Comparing the Vietnam era Army to today's Wehrmacht is misleading. The army that revolted and fell apart in Vietnam was composed primarily of conscripts (i.e. cannon fodder), and the brass learned two important lessons from that miserable experience. First, colonial wars cannot be fought by a conscript army; only thoroughly indoctrinated and highly motivated professionals (speaking relatively, of course) can be counted upon to consistently murder people in remote lands far from home. Conscripts might join in the fun for a time, but after a while they're just as likely to say fuck it, frag their officers, and get stoned. So no more draftees, as Rumsfeld rather clumsily admitted some time back. Second, casualties must be kept to a minimum, for two reasons: There just aren't that many regular soldiers, so wasting their lives in pointless operations (like search and destroy missions in the jungles of Vietnam) can no longer be part of conventional strategy; and the American people probably will no longer tolerate anything near Vietnam-era casualty rates. A million dead Iraqis will cause us no concern at all, but a thousand dead American soldiers may very well bring our Babylonian expedition to a halt. And we can't have that. Fortunately, we now have the capability to deliver such overwhelming firepower into a theater of operations that our ground forces need never engage the enemy.
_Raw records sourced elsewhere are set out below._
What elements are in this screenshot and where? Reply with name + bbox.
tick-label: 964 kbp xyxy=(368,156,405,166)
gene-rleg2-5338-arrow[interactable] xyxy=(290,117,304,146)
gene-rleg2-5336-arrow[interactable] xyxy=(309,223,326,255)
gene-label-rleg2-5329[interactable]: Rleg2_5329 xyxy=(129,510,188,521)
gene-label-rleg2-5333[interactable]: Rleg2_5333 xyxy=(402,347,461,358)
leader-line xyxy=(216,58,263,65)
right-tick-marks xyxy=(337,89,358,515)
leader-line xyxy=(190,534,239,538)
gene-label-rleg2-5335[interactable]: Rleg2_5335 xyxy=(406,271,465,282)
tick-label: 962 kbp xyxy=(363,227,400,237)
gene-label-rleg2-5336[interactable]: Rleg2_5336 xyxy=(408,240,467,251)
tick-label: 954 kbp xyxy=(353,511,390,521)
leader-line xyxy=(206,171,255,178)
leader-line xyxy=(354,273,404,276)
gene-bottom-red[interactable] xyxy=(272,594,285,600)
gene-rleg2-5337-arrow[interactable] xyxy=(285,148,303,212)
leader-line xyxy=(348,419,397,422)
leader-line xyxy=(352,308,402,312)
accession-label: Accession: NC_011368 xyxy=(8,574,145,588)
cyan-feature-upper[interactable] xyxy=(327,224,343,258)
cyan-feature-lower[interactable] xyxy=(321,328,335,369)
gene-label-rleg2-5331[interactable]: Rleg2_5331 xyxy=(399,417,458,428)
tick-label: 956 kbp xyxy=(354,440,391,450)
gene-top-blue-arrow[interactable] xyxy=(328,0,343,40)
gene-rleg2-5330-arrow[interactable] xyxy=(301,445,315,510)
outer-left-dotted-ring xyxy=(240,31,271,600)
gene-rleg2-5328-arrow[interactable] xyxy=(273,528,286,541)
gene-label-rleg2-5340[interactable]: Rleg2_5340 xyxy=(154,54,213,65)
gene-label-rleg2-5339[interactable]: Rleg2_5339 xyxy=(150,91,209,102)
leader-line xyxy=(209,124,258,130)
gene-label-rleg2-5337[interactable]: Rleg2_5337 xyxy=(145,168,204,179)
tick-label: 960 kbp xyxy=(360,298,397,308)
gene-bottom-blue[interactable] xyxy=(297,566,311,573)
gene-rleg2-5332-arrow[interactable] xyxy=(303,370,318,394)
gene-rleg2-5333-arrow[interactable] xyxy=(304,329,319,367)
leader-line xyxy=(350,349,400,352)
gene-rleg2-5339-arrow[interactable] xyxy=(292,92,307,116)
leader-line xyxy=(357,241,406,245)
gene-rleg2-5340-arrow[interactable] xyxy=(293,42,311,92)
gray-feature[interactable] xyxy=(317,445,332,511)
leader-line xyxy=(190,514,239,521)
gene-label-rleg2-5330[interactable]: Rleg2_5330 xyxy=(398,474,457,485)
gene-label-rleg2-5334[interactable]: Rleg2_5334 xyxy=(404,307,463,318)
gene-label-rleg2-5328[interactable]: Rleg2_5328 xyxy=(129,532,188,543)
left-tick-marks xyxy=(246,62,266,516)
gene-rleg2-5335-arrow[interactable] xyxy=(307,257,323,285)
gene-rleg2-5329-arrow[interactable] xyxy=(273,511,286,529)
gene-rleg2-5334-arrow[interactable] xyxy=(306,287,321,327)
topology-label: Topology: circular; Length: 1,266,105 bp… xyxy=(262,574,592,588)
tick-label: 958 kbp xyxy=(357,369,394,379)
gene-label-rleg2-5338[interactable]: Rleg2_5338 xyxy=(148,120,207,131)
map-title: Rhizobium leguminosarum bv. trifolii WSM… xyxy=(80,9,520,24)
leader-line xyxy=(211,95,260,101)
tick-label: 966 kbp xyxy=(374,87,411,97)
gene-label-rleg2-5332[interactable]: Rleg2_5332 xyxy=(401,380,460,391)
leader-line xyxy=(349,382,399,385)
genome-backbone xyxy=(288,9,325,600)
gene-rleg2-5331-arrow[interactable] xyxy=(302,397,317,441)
The modern G.I. Is essentially a battlefield policeman whose primary task is to accept the surrender of those enemy soldiers who survive the shattering aerial bombardment. So, contrary to some predictions, there will likely be no Stalingrad on the Tigris. The recent "MOAB" test was no idle exercise; it was a clear message to the Iraqi armed forces that if they dig in under the ruins of Baghdad they can expect a steady rain of the mother of all conventional bombs, and similar ordinance, until they are all dead and buried. Then the occupation and show trials can begin. God Bless America.